Le Français est établi à Maplewood, à 25 minutes de New York. Chaque dimanche, il joue, avec ses musiciens, à Barbes, à Brooklyn. «Les gens remplissent la salle sans savoir si on va jouer du Django ou mes morceaux. Ils sont juste là pour la musique. C’est vraiment agréable de pouvoir jouer ce qu’on veut», souligne-t-il. «Personne ne s’attend à avoir quelque chose de traditionnel à New York. Il peut y avoir un pianiste classique, une chanteuse de pop et un percussionniste africain qui créent ensemble quelque chose de nouveau. Tout est possible.»

Woody Allen a utilisé sa pièce Big Brother pour le film Vicky Cristina Barcelona et lui a commandé une valse musette qui capterait l’esprit de la Ville lumière pour Minuit à Paris. Un mandat dont Stephane Wrembel s’est acquitté en trois heures. «J’ai appelé mon bassiste, il a pris le train depuis le Bronx. Pendant ce temps-là, j’ai pris une grille standard de musette, j’ai composé, enregistré la guitare et lorsqu’il est arrivé, on a ajouté la basse. Il a fait deux prises et on a pris la meilleure», raconte le compositeur.

Depuis un an et demi, il s’attelle à la tâche d’apprendre tout le répertoire solo de Django. «Ce qui n’a jamais été vraiment fait», indique Stephane Wrembel. «Il a fait des pièces solo magnifiques, on dirait des préludes de Debussy.»

Élevé par une mère pour qui la musique faisait partie de l’éducation au même titre que les mathématiques, Wrembel a commencé le piano à 4 ans, à l’école de Nadia Boulanger. «J’y ai acquis une manière particulière d’interpréter la musique, raconte Wrembel. On peut approcher Django comme ça, en écoutant chaque phrase, en voyant comment elle s’imbrique avec celle d’avant, comment interpréter chaque note, comment voir l’harmonie qui se cache derrière, quel est le bon tempo. Faire attention à tous ces détails, ça prend tellement de temps. Puis, il faut animer les notes d’une manière qui nous est propre, trouver sa propre interprétation.»

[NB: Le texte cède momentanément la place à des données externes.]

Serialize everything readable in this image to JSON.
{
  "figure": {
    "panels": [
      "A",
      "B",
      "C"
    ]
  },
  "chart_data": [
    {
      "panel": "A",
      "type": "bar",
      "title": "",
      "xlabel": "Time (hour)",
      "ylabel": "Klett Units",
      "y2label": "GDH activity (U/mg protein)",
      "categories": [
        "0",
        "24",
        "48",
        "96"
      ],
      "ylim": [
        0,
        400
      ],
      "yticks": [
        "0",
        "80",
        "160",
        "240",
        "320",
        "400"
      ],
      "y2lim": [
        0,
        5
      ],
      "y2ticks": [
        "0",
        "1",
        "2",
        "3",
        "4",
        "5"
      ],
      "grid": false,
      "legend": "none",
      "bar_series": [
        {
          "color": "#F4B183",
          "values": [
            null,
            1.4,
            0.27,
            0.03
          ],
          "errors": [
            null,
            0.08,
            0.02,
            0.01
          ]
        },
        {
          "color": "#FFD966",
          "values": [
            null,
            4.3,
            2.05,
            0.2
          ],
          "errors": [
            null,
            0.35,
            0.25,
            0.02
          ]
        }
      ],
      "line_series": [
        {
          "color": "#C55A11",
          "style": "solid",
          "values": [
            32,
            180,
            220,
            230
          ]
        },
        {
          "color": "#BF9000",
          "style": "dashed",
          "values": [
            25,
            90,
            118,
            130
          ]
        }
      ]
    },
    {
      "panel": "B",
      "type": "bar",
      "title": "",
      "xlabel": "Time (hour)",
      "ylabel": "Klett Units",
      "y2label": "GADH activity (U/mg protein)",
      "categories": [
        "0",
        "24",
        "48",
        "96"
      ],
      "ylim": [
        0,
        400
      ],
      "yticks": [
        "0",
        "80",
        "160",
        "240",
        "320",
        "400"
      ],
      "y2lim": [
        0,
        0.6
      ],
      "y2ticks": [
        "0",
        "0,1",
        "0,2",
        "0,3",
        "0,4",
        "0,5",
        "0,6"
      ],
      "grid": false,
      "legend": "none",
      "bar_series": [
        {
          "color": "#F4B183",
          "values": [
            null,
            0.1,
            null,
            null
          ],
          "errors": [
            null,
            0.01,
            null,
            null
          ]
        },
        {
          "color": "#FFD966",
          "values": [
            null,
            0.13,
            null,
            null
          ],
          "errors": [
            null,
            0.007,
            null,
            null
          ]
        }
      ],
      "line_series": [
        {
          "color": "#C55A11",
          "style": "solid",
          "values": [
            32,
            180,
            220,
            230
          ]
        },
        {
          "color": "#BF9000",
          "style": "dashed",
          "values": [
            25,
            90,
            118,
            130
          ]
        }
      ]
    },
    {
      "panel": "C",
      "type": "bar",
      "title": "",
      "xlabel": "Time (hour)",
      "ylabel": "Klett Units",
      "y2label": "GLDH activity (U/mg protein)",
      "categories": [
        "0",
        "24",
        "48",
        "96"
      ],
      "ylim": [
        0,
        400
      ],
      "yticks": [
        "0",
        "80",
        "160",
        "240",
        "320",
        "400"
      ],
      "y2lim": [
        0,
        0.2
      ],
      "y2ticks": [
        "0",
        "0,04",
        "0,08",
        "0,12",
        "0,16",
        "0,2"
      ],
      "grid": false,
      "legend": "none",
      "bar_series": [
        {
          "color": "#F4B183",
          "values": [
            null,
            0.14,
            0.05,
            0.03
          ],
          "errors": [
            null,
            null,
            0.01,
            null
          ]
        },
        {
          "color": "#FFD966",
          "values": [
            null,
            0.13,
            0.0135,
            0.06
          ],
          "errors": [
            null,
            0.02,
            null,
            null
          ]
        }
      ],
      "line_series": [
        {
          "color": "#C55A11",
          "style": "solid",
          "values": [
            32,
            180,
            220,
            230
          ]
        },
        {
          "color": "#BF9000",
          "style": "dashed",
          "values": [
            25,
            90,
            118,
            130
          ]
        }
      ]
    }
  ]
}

Chez Django, il voit des caractéristiques de Debussy et de Ravel, une parenté avec la musette autant qu’avec le jazz. «Il est un peu difficile à comprendre, il a une touche swing, c’est un guitariste gitan, mais ça va beaucoup plus loin que ça. Quand on gratte un peu, on voit que c’est un impressionniste avant tout. J’ai vraiment envie de montrer le socle sur lequel repose toute sa musique et, en faisant des compos, de montrer comment on peut continuer de partir de ce socle pour créer», expose-t-il.

Un nouvel album

Il consacre chaque année du temps au répertoire de Django, comme les pianistes reviennent sans cesse à Chopin, Bach ou Mozart. Il organise au printemps le festival Django à gogo, où 30 élèves peuvent bénéficier des enseignements de grands maîtres de la guitare manouche, puis, à l’été, il entre en studio pour enregistrer un nouveau volume de Django Experiment. «On se met en situation de concert dans un studio. On ne planifie pas trop, on joue ce qu’on a envie, en faisant une prise ou deux de chaque morceau. Je veux que ça ait un côté naturel et spontané, dans l’esprit du live», indique le guitariste. Le quatrième disque sera lancé le 23 janvier, jour anniversaire de Django. Puis le cycle recommence. «Jusqu’à ce qu’on meure! lance-t-il. C’est comme un battement de cœur, qui revient comme un tempo.»

Le spectacle du Stephane Wrembel Band aura lieu au Grand Théâtre de Québec, le samedi 27 octobre à 20h (Les Sourcils assurent la première partie). Avant le concert, à 13h30, Stanley Péan animera une discussion sur l’œuvre de Django Reinhardt en compagnie de Stephane Wrembel et de François Rioux, des Lost Fingers, au bar Le Détour, dans le GTQ.